The rationales for the enactment of limitation periods as described by McHugh J in Brisbane South Regional Health Authority v Taylor (supra) at 552 and following are important considerations. As well as referring to the propensity of delay to cause relevant evidence to be lost and a general diminution in the quality of justice McHugh J referred to the oppression of allowing a defendant to be sued long after the circumstances which gave rise to the action have passed and the importance of defendants being able to arrange their affairs and utilise their resources on the basis that claims can no longer be made against them. He also referred to the public interest in having disputes settled as quickly as possible. I have already determined that delay has not made the chance of a fair trial unlikely.
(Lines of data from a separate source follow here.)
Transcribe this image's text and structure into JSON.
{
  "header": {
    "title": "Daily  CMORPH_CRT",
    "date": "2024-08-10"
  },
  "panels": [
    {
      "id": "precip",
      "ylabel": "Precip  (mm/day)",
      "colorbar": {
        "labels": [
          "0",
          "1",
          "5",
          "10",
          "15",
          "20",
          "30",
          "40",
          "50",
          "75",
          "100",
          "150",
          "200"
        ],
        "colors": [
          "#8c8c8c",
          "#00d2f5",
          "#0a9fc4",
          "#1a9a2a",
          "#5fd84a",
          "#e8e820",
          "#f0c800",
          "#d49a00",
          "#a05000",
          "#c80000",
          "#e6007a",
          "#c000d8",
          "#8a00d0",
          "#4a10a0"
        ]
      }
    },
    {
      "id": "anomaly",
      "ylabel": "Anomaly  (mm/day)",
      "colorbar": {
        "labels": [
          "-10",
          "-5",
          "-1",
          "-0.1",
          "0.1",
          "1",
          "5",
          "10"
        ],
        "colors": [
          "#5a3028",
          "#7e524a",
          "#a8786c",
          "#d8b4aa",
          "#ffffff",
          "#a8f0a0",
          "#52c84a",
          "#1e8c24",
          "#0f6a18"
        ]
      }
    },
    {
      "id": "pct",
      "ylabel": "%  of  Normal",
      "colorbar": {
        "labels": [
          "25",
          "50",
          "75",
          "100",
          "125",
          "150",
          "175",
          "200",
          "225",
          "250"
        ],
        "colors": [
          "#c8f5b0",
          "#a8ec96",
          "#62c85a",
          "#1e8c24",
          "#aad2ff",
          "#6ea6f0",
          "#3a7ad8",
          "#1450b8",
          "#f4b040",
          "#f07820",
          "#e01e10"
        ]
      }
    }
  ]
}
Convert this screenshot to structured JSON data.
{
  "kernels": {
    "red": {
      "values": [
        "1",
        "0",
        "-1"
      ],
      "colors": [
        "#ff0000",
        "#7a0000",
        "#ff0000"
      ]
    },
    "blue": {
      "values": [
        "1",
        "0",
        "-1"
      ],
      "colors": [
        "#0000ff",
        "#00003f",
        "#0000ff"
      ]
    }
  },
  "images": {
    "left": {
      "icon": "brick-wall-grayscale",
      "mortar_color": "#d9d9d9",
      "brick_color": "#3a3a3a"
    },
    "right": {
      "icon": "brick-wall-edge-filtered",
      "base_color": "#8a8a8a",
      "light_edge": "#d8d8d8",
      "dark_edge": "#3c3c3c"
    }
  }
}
As to the other rationales I consider them to be of lesser weight than usual in the particular circumstances of this case. The plaintiff's employer was Victorian based and by the lodgment of the Serious Injury Certificate applications must have known that the intention was to commence proceedings in Victoria. In that State the limitation period was six years and the defendant could not have been sure that Victorian proceedings were unavailable until after the June 2000 decision in John Pfeiffer Pty Limited v Rogerson (supra), was published.
I take the view attaching in this case the greatest weight to the lack of any material prejudice that the justice of the case requires the grant of the extension sought. There will be an order that the time for commencement of the proceedings is extended to the date of the issue of the writ, namely, 28 March 2001.